During their career, The Jam released a total of 19 singles, six studio albums, three live albums, 14 compilation albums and three EPs. The band’s 1982, album, The Gift, reached number one in the UK and was loved by the critics and fans alike.

The Jam

However, to everyone’s surprise (including Foxton and Buckler), on 30th October 1982, Weller announced the band was splitting up. They had just finished a UK tour, appeared on Top of the Pops to promote Beat Surrender and had played five sell-out nights at Wembley Arena. All the tickets had been sold within 20 minutes of becoming available.

Their final gig took place at Brighton Conference Centre on 11th December 1982. Weller explained he had taken the decision to disband because he didn’t want The Jam to continue indefinitely, merely because they were successful. He said he wanted to see what he was capable of while ending The Jam at their peak, rather than “getting embarrassing” by “trying to go on forever.”

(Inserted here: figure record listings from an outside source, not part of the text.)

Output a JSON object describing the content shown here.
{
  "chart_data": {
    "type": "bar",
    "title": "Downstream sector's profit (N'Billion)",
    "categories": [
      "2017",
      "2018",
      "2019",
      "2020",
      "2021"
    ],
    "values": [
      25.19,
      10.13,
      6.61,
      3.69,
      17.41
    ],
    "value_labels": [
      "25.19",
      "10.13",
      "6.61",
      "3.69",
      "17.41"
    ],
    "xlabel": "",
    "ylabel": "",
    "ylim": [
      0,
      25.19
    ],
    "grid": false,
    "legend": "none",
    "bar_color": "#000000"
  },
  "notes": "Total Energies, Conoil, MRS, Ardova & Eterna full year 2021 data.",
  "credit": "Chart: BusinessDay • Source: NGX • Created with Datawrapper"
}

Buckler and Foxton were said to be shocked, as they had wanted to keep the band together. Buckler later said that up to the end of 1982, he kept thinking that maybe Weller would change his mind. However, this didn’t happen, and they went their separate ways.

Weller went on to form the Style Council in 1983 with keyboard player Mick Talbot. They enjoyed commercial success, although not on the same scale as The Jam. They split in 1989 and Weller became a solo artist.

Foxton also embarked on a solo career, with moderate success. He went on to join Stiff Little Fingers in 1990 and stayed with the band until 2006.

Buckler formed a new band, Time UK, after The Jam split, but they folded after releasing three singles. Buckler went on to form another band, The Gift, in 2006 and Foxton played a few live gigs with them. Today, all three artists are working independently of each other.